SP: Yeah, and I think you can trace that fear throughout all of our films. They’re all about a loss of identity—a sort of forcing of a mass identity on one thing or one person. Shaun is facing being consumed by conformism and chased by zombies at the same time. In Hot Fuzz, it’s about the NWA [Neighborhood Watch Association] forcing its identity on a town. If you cross the zombies from Shaun with the NWA you end up with what the guys are facing in World’s End. This very wayward individual like Gary King [Pegg’s character] becomes a kind of spokesperson for humanity.

EW: Like you said, there’s a lot of metaphors you can apply to this genre. And we like the idea of saying something about the evils of homogenized branding—the faux-folksy branding that you get in various chains, be it bars or coffee shops. It’s a funny thing to rail against.

AVC: Unlike many contemporary comedies, which incorporate a lot of improvisation, your films are very precise.

EW: It’s funny, you’re actually one of the first people who’s said that. Most people ask if it’s improvised, which kind of baffles me because it is very precise. We write the script and we rehearse the script and occasionally we bring in lines during the rehearsal process. But it is a very precise script because we try not to have repetition of dialogue, or if there is repetition, it’s very specific running jokes that usually come in threes.

AVC: You’ve called The World’s End the closing chapter of your trilogy. But we can assume you’ll all work together again, right?
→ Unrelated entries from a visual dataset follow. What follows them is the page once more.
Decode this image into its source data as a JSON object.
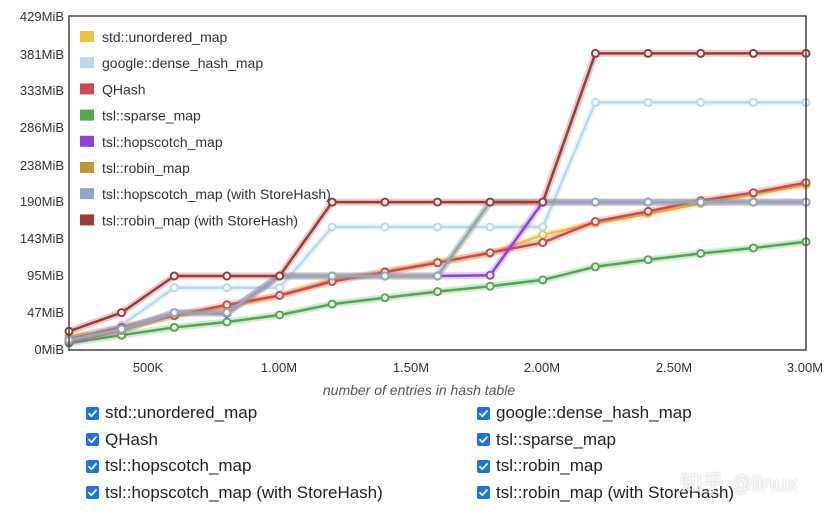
{
  "chart_data": {
    "type": "line",
    "xlabel": "number of entries in hash table",
    "ylabel": "",
    "xlim": [
      200000,
      3000000
    ],
    "ylim": [
      0,
      429
    ],
    "x_ticks": [
      500000,
      1000000,
      1500000,
      2000000,
      2500000,
      3000000
    ],
    "x_tick_labels": [
      "500K",
      "1.00M",
      "1.50M",
      "2.00M",
      "2.50M",
      "3.00M"
    ],
    "y_ticks": [
      0,
      47,
      95,
      143,
      190,
      238,
      286,
      333,
      381,
      429
    ],
    "y_tick_labels": [
      "0MiB",
      "47MiB",
      "95MiB",
      "143MiB",
      "190MiB",
      "238MiB",
      "286MiB",
      "333MiB",
      "381MiB",
      "429MiB"
    ],
    "grid": false,
    "legend_position": "top-left",
    "x": [
      200000,
      400000,
      600000,
      800000,
      1000000,
      1200000,
      1400000,
      1600000,
      1800000,
      2000000,
      2200000,
      2400000,
      2600000,
      2800000,
      3000000
    ],
    "series": [
      {
        "name": "std::unordered_map",
        "color": "#f0c040",
        "values": [
          18,
          28,
          45,
          55,
          70,
          90,
          101,
          113,
          124,
          148,
          163,
          175,
          188,
          200,
          212
        ]
      },
      {
        "name": "google::dense_hash_map",
        "color": "#b8d8f0",
        "values": [
          14,
          32,
          80,
          80,
          80,
          158,
          158,
          158,
          158,
          158,
          318,
          318,
          318,
          318,
          318
        ]
      },
      {
        "name": "QHash",
        "color": "#d04848",
        "values": [
          14,
          29,
          44,
          58,
          70,
          88,
          100,
          112,
          125,
          138,
          165,
          178,
          192,
          202,
          215
        ]
      },
      {
        "name": "tsl::sparse_map",
        "color": "#50a850",
        "values": [
          9,
          19,
          29,
          36,
          45,
          59,
          67,
          75,
          82,
          90,
          107,
          116,
          124,
          131,
          139
        ]
      },
      {
        "name": "tsl::hopscotch_map",
        "color": "#9040e0",
        "values": [
          10,
          25,
          48,
          47,
          95,
          95,
          95,
          95,
          96,
          190,
          190,
          190,
          190,
          190,
          190
        ]
      },
      {
        "name": "tsl::robin_map",
        "color": "#c09830",
        "values": [
          12,
          25,
          47,
          48,
          95,
          95,
          95,
          95,
          190,
          190,
          190,
          190,
          190,
          190,
          190
        ]
      },
      {
        "name": "tsl::hopscotch_map (with StoreHash)",
        "color": "#8ca8c4",
        "values": [
          13,
          27,
          48,
          48,
          95,
          95,
          95,
          95,
          190,
          190,
          190,
          190,
          190,
          190,
          190
        ]
      },
      {
        "name": "tsl::robin_map (with StoreHash)",
        "color": "#a03838",
        "values": [
          24,
          48,
          95,
          95,
          95,
          190,
          190,
          190,
          190,
          190,
          381,
          381,
          381,
          381,
          381
        ]
      }
    ]
  },
  "toggles": [
    {
      "label": "std::unordered_map",
      "checked": true
    },
    {
      "label": "google::dense_hash_map",
      "checked": true
    },
    {
      "label": "QHash",
      "checked": true
    },
    {
      "label": "tsl::sparse_map",
      "checked": true
    },
    {
      "label": "tsl::hopscotch_map",
      "checked": true
    },
    {
      "label": "tsl::robin_map",
      "checked": true
    },
    {
      "label": "tsl::hopscotch_map (with StoreHash)",
      "checked": true
    },
    {
      "label": "tsl::robin_map (with StoreHash)",
      "checked": true
    }
  ],
  "watermark": "知乎 @linux"
}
EW: Oh, yeah, we’d love to. We made a promise to do a third. When we had the idea for the story, we realized there was a way of linking them all thematically. We wanted to take one of the themes—perpetual adolescence—and wrap it up for good, make it very final. Sort of as an alternative to the American man-child comedy. We thought there was something in those that was off, and there was a way of addressing it by going a little deeper and a bit more raw. Hopefully, with the denouement of this film, people will see that we have a full arc for that kind of subject. That said, it doesn’t mean that when we won’t work together again, we’ll just do something thematically different.